Hingga 2 Juni 2009 itu. Di suatu pagi. Saat itu aku telah terpisah jauh dari tempat kita dulu pertama kali bertemu. Memang, setelah merantau untuk tunututan kerja, aku tak banyak lagi mengikuti perkembangan teman-teman, termasuk kau, Don.. Yang kutahu, satu semester setelah aku lulus, kau lulus juga. Itu saja. Tak lebih. Tak tahu, atau bahkan tak tahu menahu tentang aktivitasmu setelahnya.
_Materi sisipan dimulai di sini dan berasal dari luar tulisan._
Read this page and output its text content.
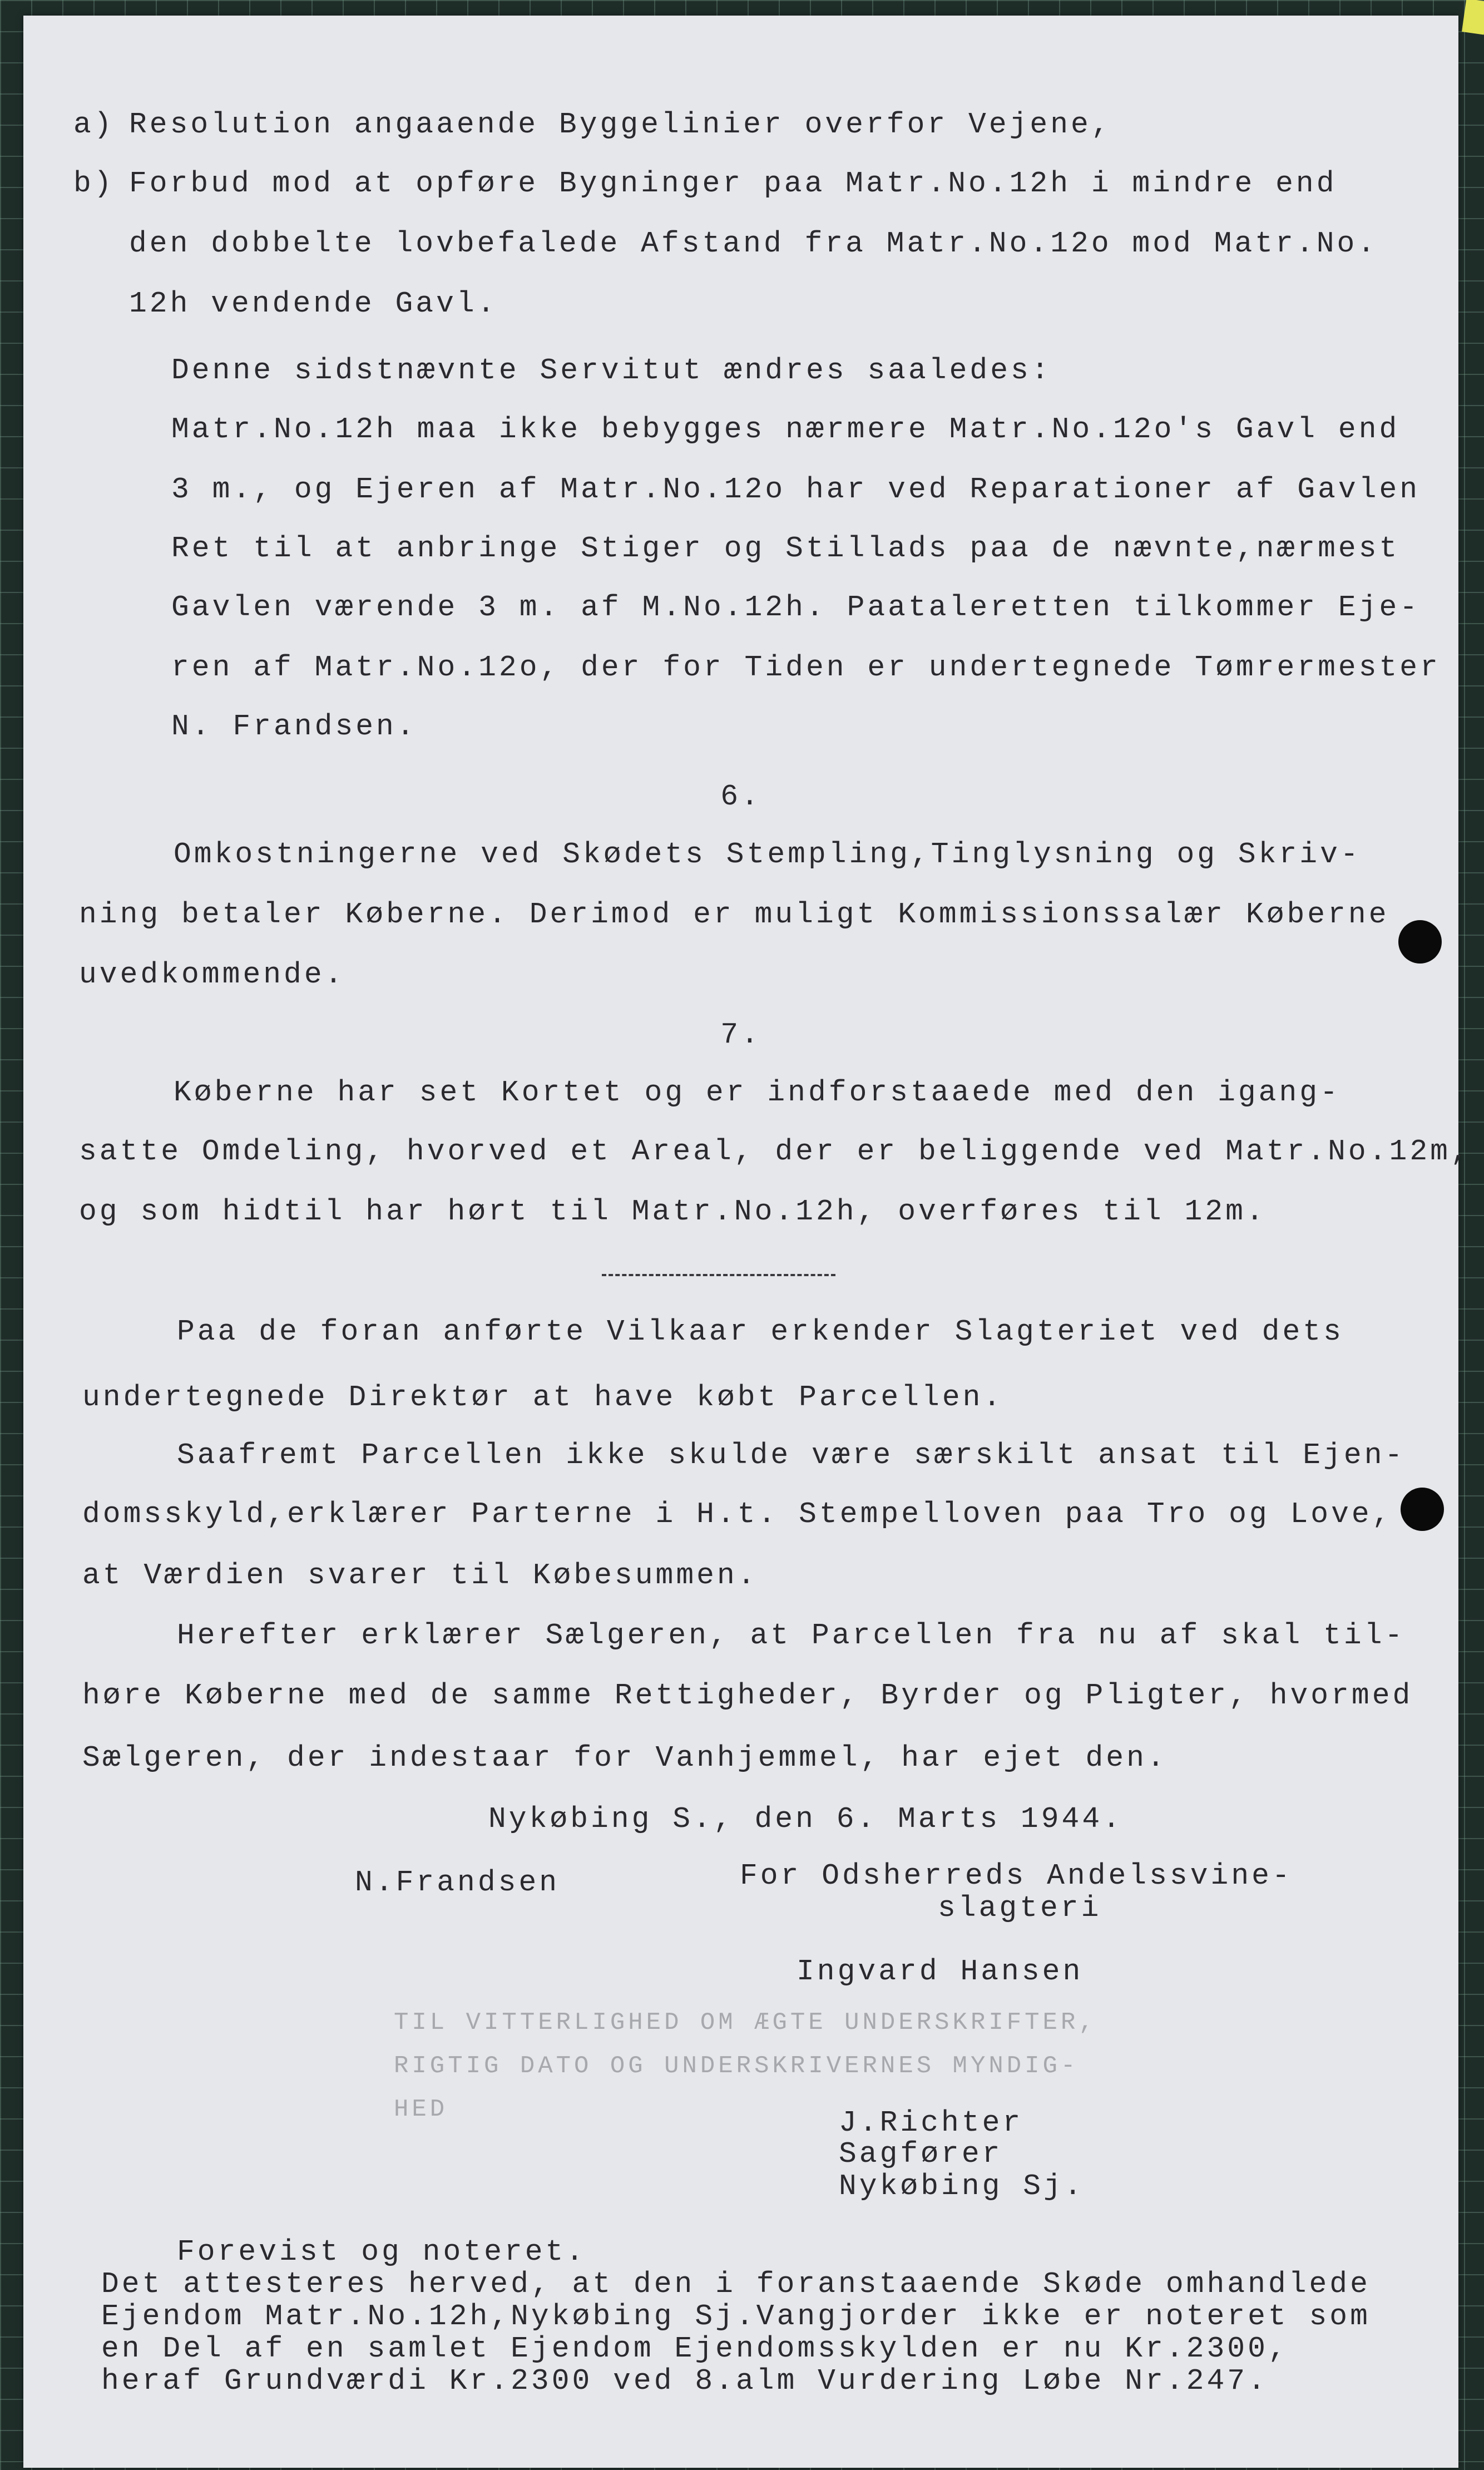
a) Resolution angaaende Byggelinier overfor Vejene,
b) Forbud mod at opføre Bygninger paa Matr.No.12h i mindre end
den dobbelte lovbefalede Afstand fra Matr.No.12o mod Matr.No.
12h vendende Gavl.
Denne sidstnævnte Servitut ændres saaledes:
Matr.No.12h maa ikke bebygges nærmere Matr.No.12o's Gavl end
3 m., og Ejeren af Matr.No.12o har ved Reparationer af Gavlen
Ret til at anbringe Stiger og Stillads paa de nævnte,nærmest
Gavlen værende 3 m. af M.No.12h. Paataleretten tilkommer Eje-
ren af Matr.No.12o, der for Tiden er undertegnede Tømrermester
N. Frandsen.
6.
Omkostningerne ved Skødets Stempling,Tinglysning og Skriv-
ning betaler Køberne. Derimod er muligt Kommissionssalær Køberne
uvedkommende.
7.
Køberne har set Kortet og er indforstaaede med den igang-
satte Omdeling, hvorved et Areal, der er beliggende ved Matr.No.12m,
og som hidtil har hørt til Matr.No.12h, overføres til 12m.
Paa de foran anførte Vilkaar erkender Slagteriet ved dets
undertegnede Direktør at have købt Parcellen.
Saafremt Parcellen ikke skulde være særskilt ansat til Ejen-
domsskyld,erklærer Parterne i H.t. Stempelloven paa Tro og Love,
at Værdien svarer til Købesummen.
Herefter erklærer Sælgeren, at Parcellen fra nu af skal til-
høre Køberne med de samme Rettigheder, Byrder og Pligter, hvormed
Sælgeren, der indestaar for Vanhjemmel, har ejet den.
Nykøbing S., den 6. Marts 1944.
N.Frandsen	For Odsherreds Andelssvine-
slagteri
Ingvard Hansen
TIL VITTERLIGHED OM ÆGTE UNDERSKRIFTER,
RIGTIG DATO OG UNDERSKRIVERNES MYNDIG-
HED	J.Richter
Sagfører
Nykøbing Sj.
Forevist og noteret.
Det attesteres herved, at den i foranstaaende Skøde omhandlede
Ejendom Matr.No.12h,Nykøbing Sj.Vangjorder ikke er noteret som
en Del af en samlet Ejendom Ejendomsskylden er nu Kr.2300,
heraf Grundværdi Kr.2300 ved 8.alm Vurdering Løbe Nr.247.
Tapi sms itu, kemudian mengabarkan segalanya:
“Innaalillahi wa innaa ilayhi rojiun”, bukankah itu pembuka untuk sebuah sms pemberitahuan tentang kematian, “telah meninggal teman kita, Dona Windy Astuti, hari ini di jakarta”
Entah apa yang ada di perasaanku kala itu, Don. Sempat terbengong tak percaya. Berharap SMS ini keliru. Berharap SMS ini hanya main-main belaka. Tapi ternyata tidak, Don! SMS lain kemudian datang menyerbu untuk memberitahukan hal yang sama. Maka secepat kilat kemudian aku sign in yahoo messenger, log in Face book. Menyapa teman-teman, mempertanyakan kebenaran.

“Benarkah?”

“Bagaimana bisa?”

“Ceritanya bagaimana?”

Tak ada yang benar-benar tahu dengan pasti, Don. Semuanya serba simpang-siur. Tapi yang pasti, aroma duka menyeruak. Kalimat-kalimat bela sungkawa sontak memenuhi status FB, milist angkatan ramai membicarakan kronologis. Tak jelas, tapi dari keterangan yang patah-patah, kemudian aku mendapatkan kronologis seperti ini:

Kau diterima kerja di jakarta. Kemudian mengikuti orientasi kerja semi militer. Menginap. Saat itu lepas sholat subuh, teman  sekerjamu menjemput ke kamarmu untuk bersiap-siap mengikuti acara, tapi kau mempersilakan temanmu itu untuk duluan. Saat itulah, saat temanmu sudah di luar untuk duluan, terdengar sebuah benda berat jatuh berdebam dari dalam kamar. Saat dilihat, kau sudah ditemukan ambruk di dalam kamarmu.
 
++++++
 
Dan, di sujud itu, beberapa jam setelah kabar itu, aku tergugu. Pertahanan selama beberapa jam itu akhirnya jebol juga. Tak tertahankan lagi. Sungguh, kau terlalu baik. Terlalu banyak hal-hal baik yang kau catatkan. Mengingatmu adalah mengingat kebaikan. Maka, jika air mata ini adalah kesaksian akan kebaikanmu di muka bumi ini, maka aku berdoa, Don. Aku berdoa, semoga itu menjelma menjadi bulir-bulir yang memperberat timbangan kebaikanmu. Semoga.